Conversely, in field experiments, we observed the monophasic degradation of eDNA. This could simply be explained by a lower concentration of target eDNA, a shorter experimental period, and fewer sampling time points relative to those in the tank experiment. Alternatively, an aerobic environment of seawater samples, where sampling tanks were continuously aerated, might have inflated the decay rates and influenced the degradation processes of aqueous eDNA in the tank experiment (Weltz et al., 2017). In any case, the finding that eDNA in seawater samples collected from the field scarcely degraded throughout the day by BAC addition would indicate a high suitability of BAC for preserving eDNA in marine ecosystems. Unfortunately, longer fragments of eDNA were rarely detected in field samples, which could be improved by collecting water samples in the warmer season because Japanese jack mackerels are abundant in Maizuru Bay from July to August (Masuda, 2008). Jo et al. (2017) actually detected 719 bp fragments of its mitochondrial eDNA collected in the summer season here.

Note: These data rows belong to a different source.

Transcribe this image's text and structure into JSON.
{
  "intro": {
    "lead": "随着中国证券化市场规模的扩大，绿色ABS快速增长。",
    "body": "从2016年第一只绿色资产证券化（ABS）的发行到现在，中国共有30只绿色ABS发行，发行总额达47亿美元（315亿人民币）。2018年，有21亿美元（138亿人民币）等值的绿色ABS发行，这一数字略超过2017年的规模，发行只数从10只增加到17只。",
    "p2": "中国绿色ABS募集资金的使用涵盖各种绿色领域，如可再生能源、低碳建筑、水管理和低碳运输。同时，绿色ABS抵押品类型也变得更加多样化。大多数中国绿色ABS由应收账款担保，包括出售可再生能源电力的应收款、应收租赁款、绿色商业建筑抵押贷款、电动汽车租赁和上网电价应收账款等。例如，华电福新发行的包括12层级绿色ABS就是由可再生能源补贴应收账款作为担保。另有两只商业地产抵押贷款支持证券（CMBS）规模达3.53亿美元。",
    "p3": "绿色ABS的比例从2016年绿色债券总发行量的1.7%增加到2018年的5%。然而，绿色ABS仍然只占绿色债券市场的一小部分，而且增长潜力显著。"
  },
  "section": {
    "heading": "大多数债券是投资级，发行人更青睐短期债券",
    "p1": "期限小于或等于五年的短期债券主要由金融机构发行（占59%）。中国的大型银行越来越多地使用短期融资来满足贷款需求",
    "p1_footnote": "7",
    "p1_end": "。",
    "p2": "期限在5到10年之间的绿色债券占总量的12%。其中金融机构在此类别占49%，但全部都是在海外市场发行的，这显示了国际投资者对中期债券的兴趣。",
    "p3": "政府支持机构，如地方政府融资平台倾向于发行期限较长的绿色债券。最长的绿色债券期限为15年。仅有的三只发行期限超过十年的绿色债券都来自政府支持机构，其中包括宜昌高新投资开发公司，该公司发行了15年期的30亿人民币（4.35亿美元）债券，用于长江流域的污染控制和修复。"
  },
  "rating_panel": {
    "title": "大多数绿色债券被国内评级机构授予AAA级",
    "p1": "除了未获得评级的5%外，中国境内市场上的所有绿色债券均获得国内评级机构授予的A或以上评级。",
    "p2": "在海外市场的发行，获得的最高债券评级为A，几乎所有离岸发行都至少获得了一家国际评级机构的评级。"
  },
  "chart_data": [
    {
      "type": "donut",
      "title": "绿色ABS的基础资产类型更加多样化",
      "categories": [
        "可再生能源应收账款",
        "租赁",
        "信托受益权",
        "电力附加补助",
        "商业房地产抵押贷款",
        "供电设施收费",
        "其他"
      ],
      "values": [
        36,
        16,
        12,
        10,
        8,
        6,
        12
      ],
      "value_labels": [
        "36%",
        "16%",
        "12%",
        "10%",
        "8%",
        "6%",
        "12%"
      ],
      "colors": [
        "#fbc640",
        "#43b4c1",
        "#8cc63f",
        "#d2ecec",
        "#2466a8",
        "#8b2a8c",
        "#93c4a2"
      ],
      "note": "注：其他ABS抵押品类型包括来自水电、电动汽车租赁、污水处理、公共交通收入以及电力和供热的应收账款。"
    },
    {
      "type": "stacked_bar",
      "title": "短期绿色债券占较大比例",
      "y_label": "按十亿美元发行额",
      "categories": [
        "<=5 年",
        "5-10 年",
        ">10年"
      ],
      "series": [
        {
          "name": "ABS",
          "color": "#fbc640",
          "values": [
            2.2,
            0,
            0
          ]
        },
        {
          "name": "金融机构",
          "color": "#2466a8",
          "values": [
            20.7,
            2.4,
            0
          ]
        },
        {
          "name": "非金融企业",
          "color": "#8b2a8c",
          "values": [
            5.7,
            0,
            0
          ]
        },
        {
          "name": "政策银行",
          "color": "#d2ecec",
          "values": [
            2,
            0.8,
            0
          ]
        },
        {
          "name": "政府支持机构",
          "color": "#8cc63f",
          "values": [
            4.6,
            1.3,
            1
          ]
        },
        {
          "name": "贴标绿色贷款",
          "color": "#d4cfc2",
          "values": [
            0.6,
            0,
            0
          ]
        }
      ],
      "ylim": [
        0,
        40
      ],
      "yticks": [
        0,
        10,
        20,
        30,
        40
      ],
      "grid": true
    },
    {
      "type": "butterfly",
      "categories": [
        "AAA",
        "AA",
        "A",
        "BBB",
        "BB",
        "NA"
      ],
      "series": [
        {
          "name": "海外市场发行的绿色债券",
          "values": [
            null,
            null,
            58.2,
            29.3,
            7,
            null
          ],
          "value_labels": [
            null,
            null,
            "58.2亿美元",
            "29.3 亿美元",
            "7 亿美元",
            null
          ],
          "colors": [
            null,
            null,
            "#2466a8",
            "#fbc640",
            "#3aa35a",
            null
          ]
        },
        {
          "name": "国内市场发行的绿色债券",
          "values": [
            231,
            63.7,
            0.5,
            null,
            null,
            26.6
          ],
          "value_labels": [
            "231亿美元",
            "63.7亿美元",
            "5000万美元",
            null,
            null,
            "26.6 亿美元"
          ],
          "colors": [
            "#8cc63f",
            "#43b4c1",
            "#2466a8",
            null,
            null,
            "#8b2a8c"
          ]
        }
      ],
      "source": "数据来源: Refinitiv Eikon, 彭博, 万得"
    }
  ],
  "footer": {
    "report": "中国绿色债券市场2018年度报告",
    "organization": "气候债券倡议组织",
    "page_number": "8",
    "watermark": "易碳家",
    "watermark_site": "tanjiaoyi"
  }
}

In addition to the species-specific analyses using quantitative real-time PCR described above, we revealed that the richness of fish communities inferred by eDNA metabarcoding did not vary among sampling time points by BAC addition, although species richness decreased with time without BAC addition. Surprisingly, the number of species detected from seawater samples was not different throughout the day by BAC addition. Smaller eDNA decay rates by BAC addition would allow the detection of more fish species with low eDNA concentrations in seawater samples. Although PERMANOVA tests showed the differences in community compositions between BAC treatments but not time points, considering the nMDS plot, it is likely that compositions between BAC treatments were relatively similar just after seawater sampling (i.e., time 0), followed by larger differences in compositions between BAC treatments over time (i.e., time 6 and 24). Our study is the first to show that BAC is effective in preserving qualitative eDNA information, such as species richness, as well as quantitative information such as copy number. These findings would partly support the reasonability of using BAC to preserve community information inferred by eDNA metabarcoding from water samples, including previous studies (e.g., Hayami et al., 2020; Sakata et al., 2020b).